La rareté des vivres se faisait effectivement sentir cruellement à ce pauvre peuple, ainsi que me le prouvait une circonstance que je vais rapporter. Tous les soirs, depuis mon arrivée, je voyais cinq à six femmes venir à la maison du mansa et recevoir chacune une certaine quantité de grain. Sachant combien cet article était précieux dans les conjonctures, je demandai au mansa s’il nourrissait ces femmes par pure bonté ou s’il espérait qu’elles le rembourseraient lorsque la moisson serait faite.
« Voyez cet enfant, me dit-il, en me montrant un beau petit garçon d’environ cinq ans.

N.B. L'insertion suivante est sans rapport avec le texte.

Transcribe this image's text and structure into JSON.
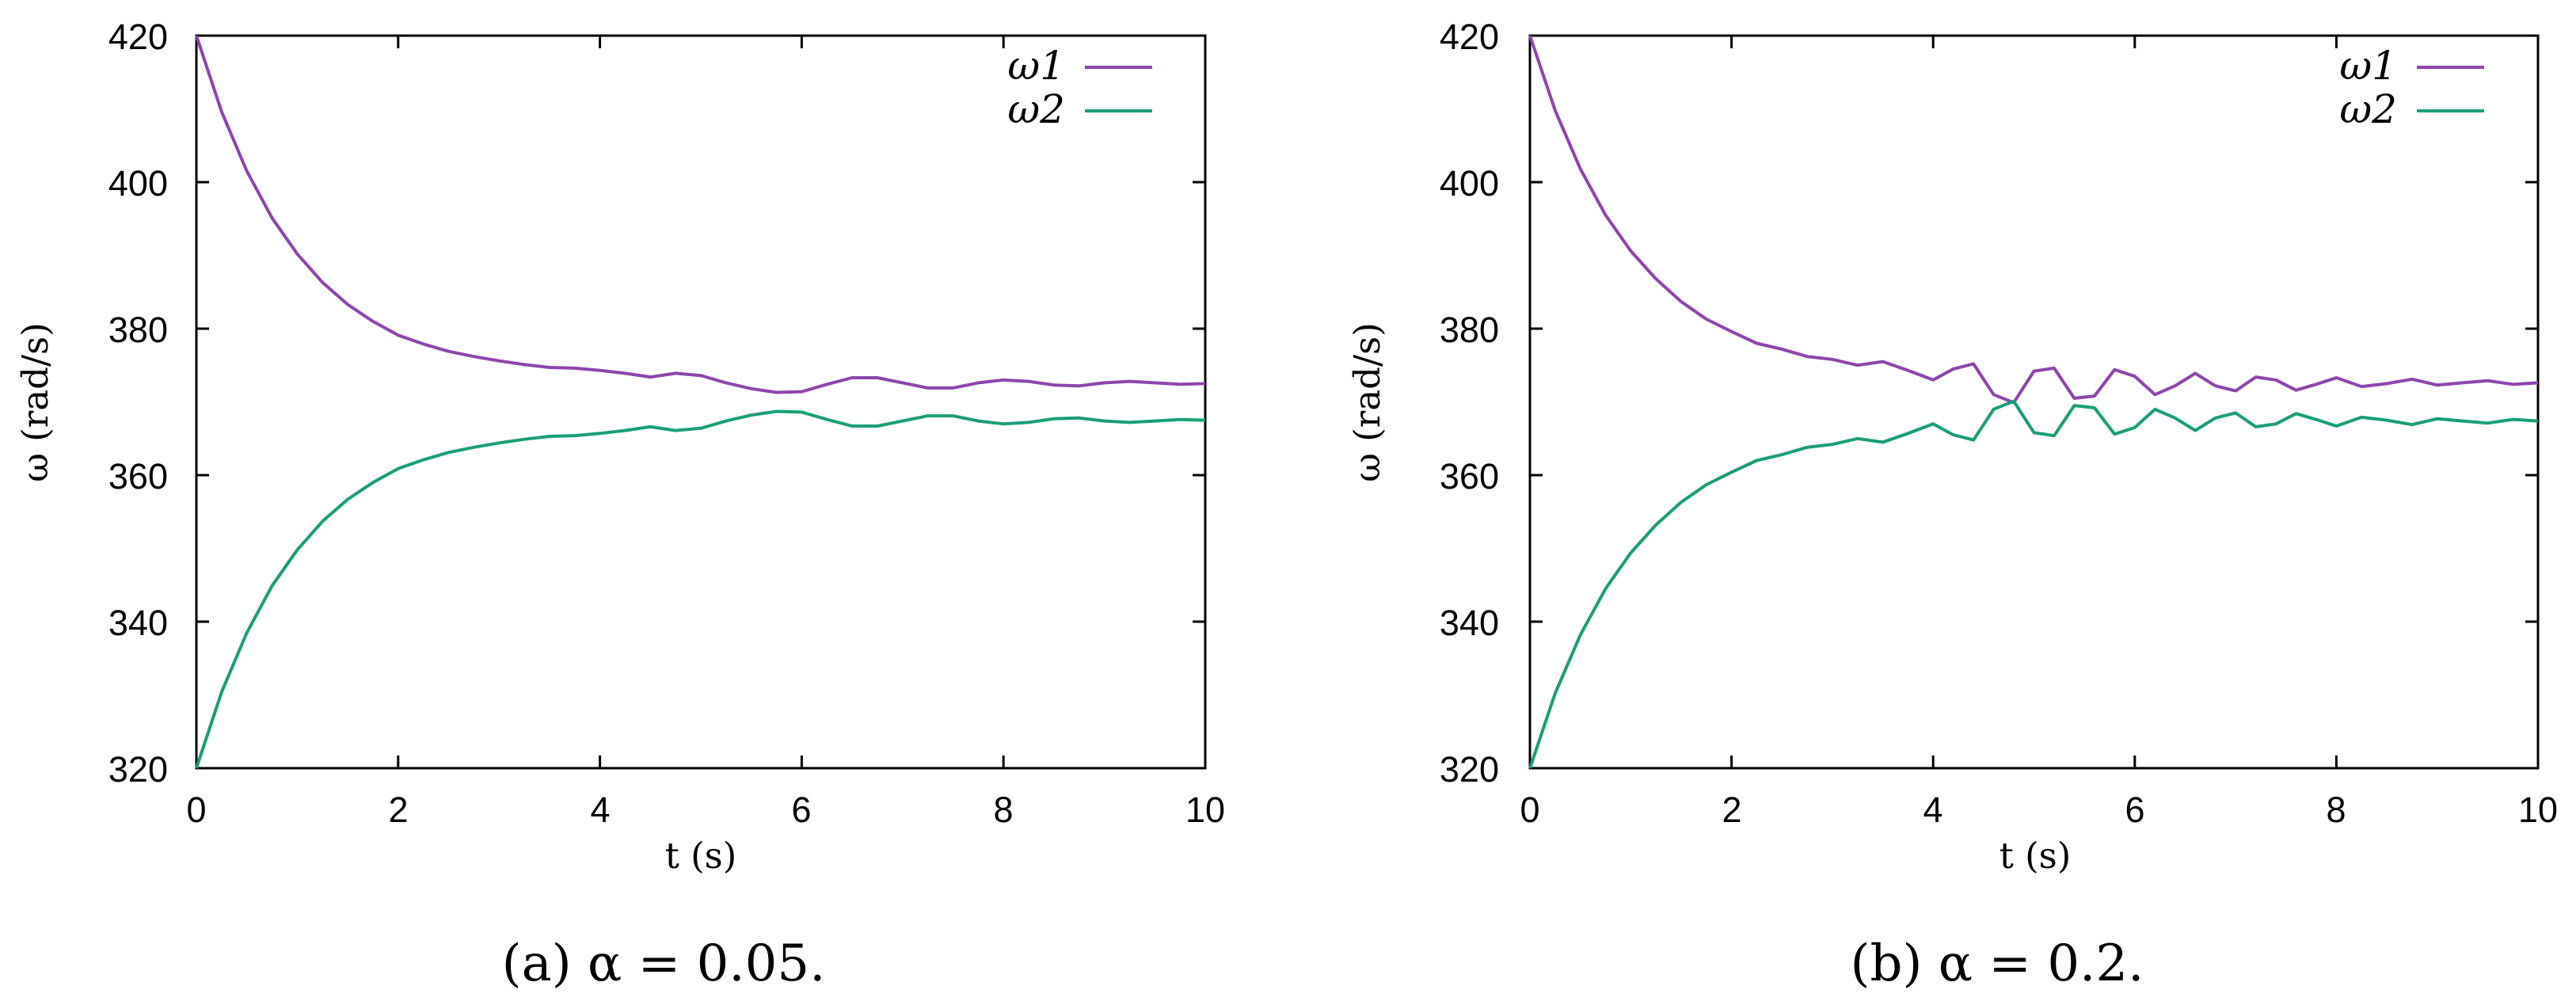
{
  "colors": {
    "omega1": "#8e44ad",
    "omega2": "#1a9e77"
  },
  "chart_data": [
    {
      "type": "line",
      "panel_label": "a",
      "caption": "(a) α = 0.05.",
      "xlabel": "t (s)",
      "ylabel": "ω (rad/s)",
      "xlim": [
        0,
        10
      ],
      "ylim": [
        320,
        420
      ],
      "xticks": [
        0,
        2,
        4,
        6,
        8,
        10
      ],
      "yticks": [
        320,
        340,
        360,
        380,
        400,
        420
      ],
      "grid": false,
      "legend_position": "top-right",
      "legend_labels": [
        "ω1",
        "ω2"
      ],
      "x": [
        0,
        0.25,
        0.5,
        0.75,
        1,
        1.25,
        1.5,
        1.75,
        2,
        2.25,
        2.5,
        2.75,
        3,
        3.25,
        3.5,
        3.75,
        4,
        4.25,
        4.5,
        4.75,
        5,
        5.25,
        5.5,
        5.75,
        6,
        6.25,
        6.5,
        6.75,
        7,
        7.25,
        7.5,
        7.75,
        8,
        8.25,
        8.5,
        8.75,
        9,
        9.25,
        9.5,
        9.75,
        10
      ],
      "series": [
        {
          "name": "ω1",
          "values": [
            420,
            409.6,
            401.5,
            395.1,
            390.2,
            386.3,
            383.3,
            381.0,
            379.1,
            377.9,
            376.9,
            376.2,
            375.6,
            375.1,
            374.7,
            374.6,
            374.3,
            373.9,
            373.4,
            373.9,
            373.6,
            372.6,
            371.8,
            371.3,
            371.4,
            372.4,
            373.3,
            373.3,
            372.6,
            371.9,
            371.9,
            372.6,
            373.0,
            372.8,
            372.3,
            372.2,
            372.6,
            372.8,
            372.6,
            372.4,
            372.5
          ]
        },
        {
          "name": "ω2",
          "values": [
            320,
            330.4,
            338.5,
            344.9,
            349.8,
            353.7,
            356.7,
            359.0,
            360.9,
            362.1,
            363.1,
            363.8,
            364.4,
            364.9,
            365.3,
            365.4,
            365.7,
            366.1,
            366.6,
            366.1,
            366.4,
            367.4,
            368.2,
            368.7,
            368.6,
            367.6,
            366.7,
            366.7,
            367.4,
            368.1,
            368.1,
            367.4,
            367.0,
            367.2,
            367.7,
            367.8,
            367.4,
            367.2,
            367.4,
            367.6,
            367.5
          ]
        }
      ]
    },
    {
      "type": "line",
      "panel_label": "b",
      "caption": "(b) α = 0.2.",
      "xlabel": "t (s)",
      "ylabel": "ω (rad/s)",
      "xlim": [
        0,
        10
      ],
      "ylim": [
        320,
        420
      ],
      "xticks": [
        0,
        2,
        4,
        6,
        8,
        10
      ],
      "yticks": [
        320,
        340,
        360,
        380,
        400,
        420
      ],
      "grid": false,
      "legend_position": "top-right",
      "legend_labels": [
        "ω1",
        "ω2"
      ],
      "x": [
        0,
        0.25,
        0.5,
        0.75,
        1,
        1.25,
        1.5,
        1.75,
        2,
        2.25,
        2.5,
        2.75,
        3,
        3.25,
        3.5,
        3.75,
        4,
        4.2,
        4.4,
        4.6,
        4.8,
        5.0,
        5.2,
        5.4,
        5.6,
        5.8,
        6.0,
        6.2,
        6.4,
        6.6,
        6.8,
        7.0,
        7.2,
        7.4,
        7.6,
        7.8,
        8.0,
        8.25,
        8.5,
        8.75,
        9,
        9.25,
        9.5,
        9.75,
        10
      ],
      "series": [
        {
          "name": "ω1",
          "values": [
            420,
            409.8,
            401.8,
            395.5,
            390.6,
            386.8,
            383.7,
            381.3,
            379.6,
            378.0,
            377.2,
            376.2,
            375.8,
            375.0,
            375.5,
            374.3,
            373.0,
            374.5,
            375.2,
            371.0,
            369.9,
            374.2,
            374.6,
            370.5,
            370.8,
            374.4,
            373.5,
            371.0,
            372.2,
            373.9,
            372.2,
            371.5,
            373.4,
            373.0,
            371.6,
            372.4,
            373.3,
            372.1,
            372.5,
            373.1,
            372.3,
            372.6,
            372.9,
            372.4,
            372.6
          ]
        },
        {
          "name": "ω2",
          "values": [
            320,
            330.2,
            338.2,
            344.5,
            349.4,
            353.2,
            356.3,
            358.7,
            360.4,
            362.0,
            362.8,
            363.8,
            364.2,
            365.0,
            364.5,
            365.7,
            367.0,
            365.5,
            364.8,
            369.0,
            370.1,
            365.8,
            365.4,
            369.5,
            369.2,
            365.6,
            366.5,
            369.0,
            367.8,
            366.1,
            367.8,
            368.5,
            366.6,
            367.0,
            368.4,
            367.6,
            366.7,
            367.9,
            367.5,
            366.9,
            367.7,
            367.4,
            367.1,
            367.6,
            367.4
          ]
        }
      ]
    }
  ]
}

Sa mère me l’a vendu à la charge de la nourrir pendant quarante jours, elle et le reste de sa famille. J’en ai acheté un autre de la même manière. »
« Bon Dieu ! m’écriai-je, combien ne doit pas souffrir une mère, avant de se décider à vendre son fils ! »
Je ne pouvais éloigner de ma pensée cette triste anecdote ; et le soir, lorsque les femmes revinrent pour chercher leur pitance accoutumée, je priai l’enfant de me montrer sa mère ; ce qu’il fit. Elle était fort maigre, mais rien dans ses traits n’annonçait la barbarie ou l’insensibilité. Lorsqu’elle eut reçu son blé, elle vint parler à son fils avec autant de gaieté que s’il eût encore été chez elle.